News: Dropbox has prompted users to reset their passwords.
The full extent of a Dropbox hack in 2012 has become clear, with nearly 70 million account details for Dropbox users stolen.
While Dropbox disclosed the attack around that time, only now has it been revealed that 68,680,741 accounts had been compromised, according to records obtained by Motherboard.
The account details, provided by Leakbase, were related to the 2012 incident.
However, due to Dropbox’s use of encryption the passwords were unlikely to be deciphered by hackers.
On 25 August, Dropbox announced that users of Dropbox who had signed up prior to mid-2012 would be prompted to change their passwords when they signed in.
The company also told its users that if they had used the passwords on other sites, they should change it on Dropbox and other services.
It also urged users to adopt two-factor authentication, a security feature that was introduced at the time of the previous hack. Other new measures included automated mechanisms to identify suspicious activity, a new page to examine logins to a user’s account and password prompts.
Dropbox said that the measures had been taken as a precaution and that there was no evidence that any user accounts had been improperly accessed, basing this on “threat monitoring and the way we secure passwords”.
The incident originally came to light when Dropbox users began receiving spam emails at addresses used only for Dropbox.
Dropbox said that this had happened when a stolen password was used to access an employee Dropbox account containing a project document with user email addresses.
“We have dedicated security teams that work to protect our services and monitor for compromises, abuse, and suspicious activity,” wrote Patrick Heim, Head of Trust & Security for Dropbox, in a blog.

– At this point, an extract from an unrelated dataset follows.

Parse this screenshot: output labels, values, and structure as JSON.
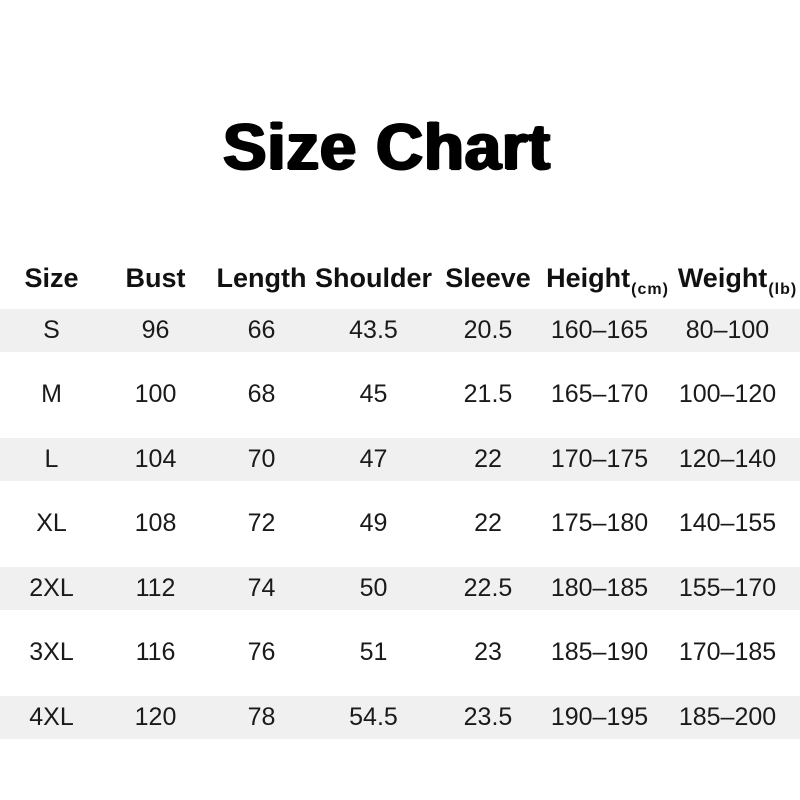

“We’ve implemented a broad set of controls including independent security audits and certifications, threat intelligence, and bug bounties for ethical hackers. In addition, we build open source tools such as zxcvbn, use bcrypt password hashing, and offer Universal 2nd Factor authentication to all users.”
Nigel Hawthorn, chief European spokesperson at Skyhigh Networks, said that the incident showed the need for enterprises to be aware of the multiple cloud services in use by their employees.